At trial, prosecutors gave jurors a more direct account of the killing. Barry County Prosecutor Amy Boxx said the evidence showed Malone struck Lewis in the head multiple times, strangled her and shot her in the head. The Missouri Attorney General’s Office said the evidence showed Malone repeatedly assaulted Lewis in the face, strangled her and shot her before leaving her body in the woods. The medical and physical evidence, prosecutors said, supported a first-degree murder charge rather than a lesser count. The defense has challenged parts of that proof since the verdict, including expert testimony and arguments about the sequence of injuries.
The case moved through Barry County before it was heard in Jasper County after a change of venue. Assistant Attorneys General Melissa Pierce and Michael Schafer helped Boxx prosecute the case. The Barry County Sheriff’s Office investigated with help from the Missouri State Highway Patrol Criminal Investigations Unit. Attorney General Catherine Hanaway said the conviction reflected work by local and state officials. “I am proud of our collaboration with Barry County Prosecutor Amy Boxx to deliver justice for the victim’s family,” Hanaway said after the verdict. The jury deliberated for about an hour before finding Malone guilty on all four counts.

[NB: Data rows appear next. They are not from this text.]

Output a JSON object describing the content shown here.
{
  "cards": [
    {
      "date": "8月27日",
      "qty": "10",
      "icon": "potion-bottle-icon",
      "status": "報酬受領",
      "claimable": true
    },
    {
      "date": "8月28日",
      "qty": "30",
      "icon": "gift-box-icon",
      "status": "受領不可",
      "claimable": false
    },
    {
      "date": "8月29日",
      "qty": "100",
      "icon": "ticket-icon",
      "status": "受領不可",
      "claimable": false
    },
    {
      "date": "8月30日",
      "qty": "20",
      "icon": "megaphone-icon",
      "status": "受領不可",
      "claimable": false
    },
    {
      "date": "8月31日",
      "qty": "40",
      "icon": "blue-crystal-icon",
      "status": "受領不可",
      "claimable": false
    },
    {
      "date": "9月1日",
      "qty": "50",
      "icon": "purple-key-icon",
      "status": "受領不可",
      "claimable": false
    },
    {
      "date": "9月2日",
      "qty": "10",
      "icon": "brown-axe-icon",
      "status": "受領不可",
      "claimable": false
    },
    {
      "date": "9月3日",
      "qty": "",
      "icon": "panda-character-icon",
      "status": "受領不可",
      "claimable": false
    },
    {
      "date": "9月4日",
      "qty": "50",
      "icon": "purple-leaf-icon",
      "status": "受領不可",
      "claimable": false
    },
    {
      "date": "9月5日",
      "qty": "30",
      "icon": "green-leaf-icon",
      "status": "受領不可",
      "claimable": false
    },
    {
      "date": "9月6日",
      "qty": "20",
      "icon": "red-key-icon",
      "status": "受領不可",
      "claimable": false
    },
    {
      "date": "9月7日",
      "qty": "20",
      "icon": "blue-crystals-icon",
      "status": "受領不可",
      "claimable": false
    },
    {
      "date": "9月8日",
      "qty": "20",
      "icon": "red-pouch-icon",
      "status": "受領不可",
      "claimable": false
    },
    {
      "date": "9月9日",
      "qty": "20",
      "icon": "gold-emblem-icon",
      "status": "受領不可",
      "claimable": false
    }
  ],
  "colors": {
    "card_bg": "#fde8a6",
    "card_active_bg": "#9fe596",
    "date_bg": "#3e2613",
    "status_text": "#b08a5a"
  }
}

Malone’s attorney, Glenn Huggins, filed a motion for a new trial one day after the verdict. The motion raised seven claims, including that the court wrongly limited defense arguments about Lewis, blocked questioning tied to alleged witness statements, refused to remand parts of the case for a preliminary hearing and denied a continuance tied to expert testimony. The motion also challenged the sufficiency of the evidence on premeditation and accused the state of improper closing argument. The filing did not erase the verdict, but it placed trial rulings before Judge David Allen Cole ahead of sentencing.

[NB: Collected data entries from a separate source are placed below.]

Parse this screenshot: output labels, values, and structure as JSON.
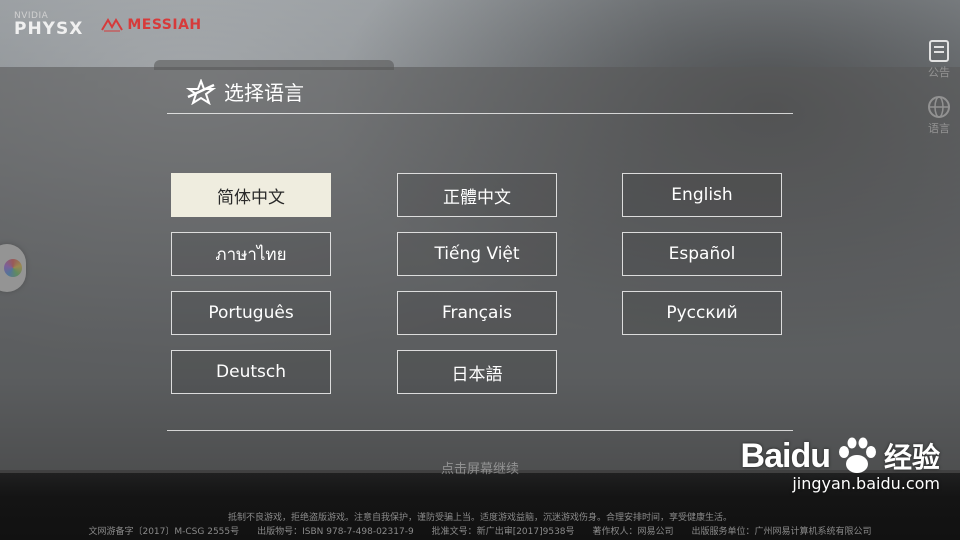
{
  "brand": {
    "nvidia_small": "NVIDIA",
    "nvidia_big": "PHYSX",
    "engine": "MESSIAH"
  },
  "side_menu": [
    {
      "label": "公告",
      "icon": "notice-icon"
    },
    {
      "label": "语言",
      "icon": "globe-icon"
    }
  ],
  "dialog": {
    "title": "选择语言",
    "icon": "game-logo-icon"
  },
  "languages": [
    {
      "label": "简体中文",
      "selected": true
    },
    {
      "label": "正體中文",
      "selected": false
    },
    {
      "label": "English",
      "selected": false
    },
    {
      "label": "ภาษาไทย",
      "selected": false
    },
    {
      "label": "Tiếng Việt",
      "selected": false
    },
    {
      "label": "Español",
      "selected": false
    },
    {
      "label": "Português",
      "selected": false
    },
    {
      "label": "Français",
      "selected": false
    },
    {
      "label": "Русский",
      "selected": false
    },
    {
      "label": "Deutsch",
      "selected": false
    },
    {
      "label": "日本語",
      "selected": false
    }
  ],
  "hint": "点击屏幕继续",
  "footer": {
    "line1": "抵制不良游戏，拒绝盗版游戏。注意自我保护，谨防受骗上当。适度游戏益脑，沉迷游戏伤身。合理安排时间，享受健康生活。",
    "line2": "文网游备字〔2017〕M-CSG 2555号　　出版物号：ISBN 978-7-498-02317-9　　批准文号：新广出审[2017]9538号　　著作权人：网易公司　　出版服务单位：广州网易计算机系统有限公司"
  },
  "watermark": {
    "brand": "Baidu",
    "cn": "经验",
    "url": "jingyan.baidu.com"
  },
  "colors": {
    "selected_bg": "#efeddf",
    "engine_red": "#d63b3b"
  }
}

The new-trial motion also pointed to a dispute over medical testimony. Huggins wrote that the defense learned shortly before trial that the medical examiner had changed an opinion about whether the gunshot wound occurred before or after death. The defense said it needed more time to hire an independent expert to review that conclusion. Prosecutors, however, had already persuaded jurors that the assault, strangulation, gunshot and effort to hide the body proved the charged crimes. The court had not granted a new trial as of the latest published reports, and the sentencing assessment was due before June 1.
Malone remained in custody without bond after the guilty verdict. Local reports said he also faces a separate third-degree assault charge tied to an alleged altercation in the Barry County jail, where another person was injured after being shoved and falling against a metal stool. That case is separate from the murder conviction. The murder case now stands between a completed jury trial and a formal sentencing hearing, with the defense motion still part of the record.
Malone’s next scheduled court milestone is the June 9 sentencing in Jasper County Circuit Court. The four convictions remain in place unless the court grants post-trial relief.
Author note: Last updated May 9, 2026.